Probably not :) It is much simpler to keep things coherent using basic tools, than it is to impose from above with some all encompassing tool, well it is for developers. For normal users they tend to like the suites and the coherency but that is also where they tend to get the problems as well.
Personally I like the tools that are lean and mean, just do what they need to do and nothing else, it becomes tiresome having to work around frameworks just because they missed a bit you wanted. And it is a very bloated way to do things.
The blurb on the site is quite amusing as well, it makes a lot of claims without quantification, and it ignores any negative aspects of the approach, most developers know that whatever path you take will come with compromise; there is no silver bullet.

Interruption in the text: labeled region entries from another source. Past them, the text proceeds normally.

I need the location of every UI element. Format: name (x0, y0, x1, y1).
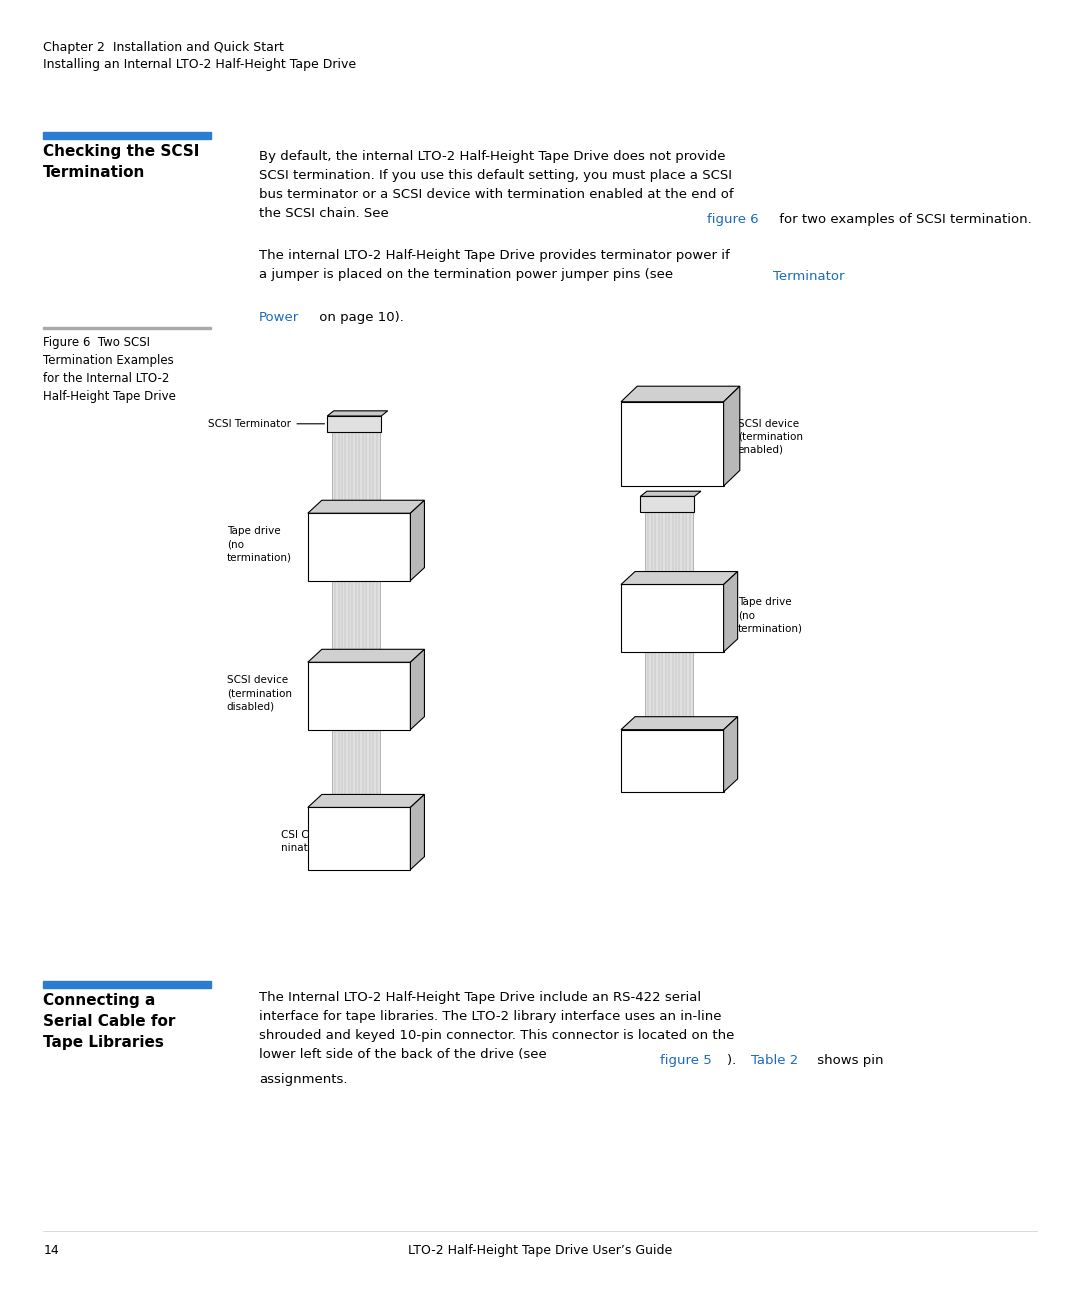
Polygon shape (621, 386, 740, 402)
Polygon shape (724, 386, 740, 486)
Polygon shape (308, 500, 424, 513)
Text: Tape drive
(no
termination): Tape drive (no termination) (227, 526, 292, 562)
Text: Chapter 2  Installation and Quick Start: Chapter 2 Installation and Quick Start (43, 41, 284, 54)
Polygon shape (308, 794, 424, 807)
Text: SCSI device
(termination
disabled): SCSI device (termination disabled) (227, 675, 292, 712)
Text: 14: 14 (43, 1244, 59, 1257)
Text: CSI Controller
nination enabled): CSI Controller nination enabled) (281, 829, 373, 853)
Text: figure 5: figure 5 (660, 1054, 712, 1067)
Polygon shape (327, 411, 388, 416)
Bar (621, 402, 724, 486)
Bar (327, 416, 381, 432)
Text: ).: ). (727, 1054, 741, 1067)
Text: shows pin: shows pin (813, 1054, 883, 1067)
Text: for two examples of SCSI termination.: for two examples of SCSI termination. (775, 214, 1032, 227)
Text: SCSI Terminator: SCSI Terminator (208, 419, 324, 429)
Polygon shape (410, 649, 424, 730)
Polygon shape (410, 500, 424, 581)
Polygon shape (724, 717, 738, 792)
Text: Terminator: Terminator (773, 270, 845, 284)
Bar (43, 981, 211, 988)
Text: Power: Power (259, 311, 299, 324)
Text: The Internal LTO-2 Half-Height Tape Drive include an RS-422 serial
interface for: The Internal LTO-2 Half-Height Tape Driv… (259, 991, 734, 1061)
Text: The internal LTO-2 Half-Height Tape Drive provides terminator power if
a jumper : The internal LTO-2 Half-Height Tape Driv… (259, 249, 730, 281)
Bar (308, 513, 410, 581)
Polygon shape (332, 432, 380, 513)
Text: Checking the SCSI
Termination: Checking the SCSI Termination (43, 144, 200, 180)
Polygon shape (332, 730, 380, 807)
Text: Figure 6  Two SCSI
Termination Examples
for the Internal LTO-2
Half-Height Tape : Figure 6 Two SCSI Termination Examples f… (43, 336, 176, 403)
Polygon shape (410, 794, 424, 870)
Polygon shape (621, 572, 738, 584)
Text: Installing an Internal LTO-2 Half-Height Tape Drive: Installing an Internal LTO-2 Half-Height… (43, 58, 356, 71)
Bar (640, 496, 694, 512)
Polygon shape (645, 512, 693, 584)
Bar (43, 132, 211, 139)
Text: LTO-2 Half-Height Tape Drive User’s Guide: LTO-2 Half-Height Tape Drive User’s Guid… (408, 1244, 672, 1257)
Text: SCSI device
(termination
enabled): SCSI device (termination enabled) (738, 419, 802, 455)
Polygon shape (640, 491, 701, 496)
Text: By default, the internal LTO-2 Half-Height Tape Drive does not provide
SCSI term: By default, the internal LTO-2 Half-Heig… (259, 150, 733, 220)
Text: assignments.: assignments. (259, 1073, 348, 1086)
Bar (308, 807, 410, 870)
Polygon shape (332, 581, 380, 662)
Text: SCSI Controlle
(termination enab: SCSI Controlle (termination enab (630, 752, 724, 775)
Polygon shape (645, 652, 693, 730)
Text: Table 2: Table 2 (751, 1054, 798, 1067)
Text: on page 10).: on page 10). (315, 311, 404, 324)
Bar (621, 730, 724, 792)
Text: Tape drive
(no
termination): Tape drive (no termination) (738, 597, 802, 634)
Bar (43, 327, 211, 329)
Text: Connecting a
Serial Cable for
Tape Libraries: Connecting a Serial Cable for Tape Libra… (43, 993, 176, 1050)
Polygon shape (621, 717, 738, 730)
Text: figure 6: figure 6 (707, 214, 759, 227)
Bar (308, 662, 410, 730)
Polygon shape (308, 649, 424, 662)
Polygon shape (724, 572, 738, 652)
Bar (621, 584, 724, 652)
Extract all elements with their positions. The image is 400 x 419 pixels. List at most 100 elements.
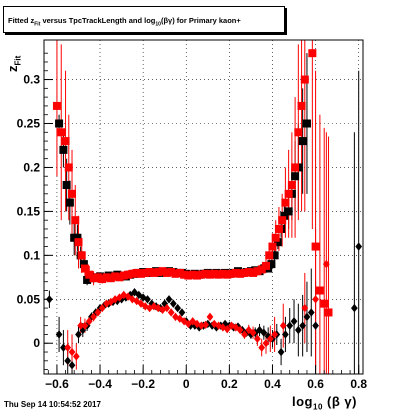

SOA has a rich set of open source tools already. Most of these are simple modular applications which dont require any special plumbing for eclipse or other IDEs or
are complete standalone tools.
Why should an environment where everthing is configured in well defined XML formats require anything special in the way of life cycle management?
These days I wonder why anyone develops in Open Source. Sure has benefits - but even bigger benefits for big commercial organisations who don't want to pay developers or the normal development costs..... And who are the real benificiaries? IBM, HP, Linux distro owners like Novell..... And all the big corps that don't want to pay, just use for free what others have developed.
Open source has achieved it's objectives - it's made the big guys sit up and think. And by thinking they just see Open Source as another way to make money - but even bigger bucks these days.
<<<"STP-SOAS" expands to "Service-Oriented Architecture Tools Platform - Service-Oriented Architecture System". Ten points to anyone who can clearly explain what that actually means in fewer than 30 words>>>>
B*LLSH*T that sounds good but nobody knows what it does, but we can sell it for a five figure sum with followup five year support contract.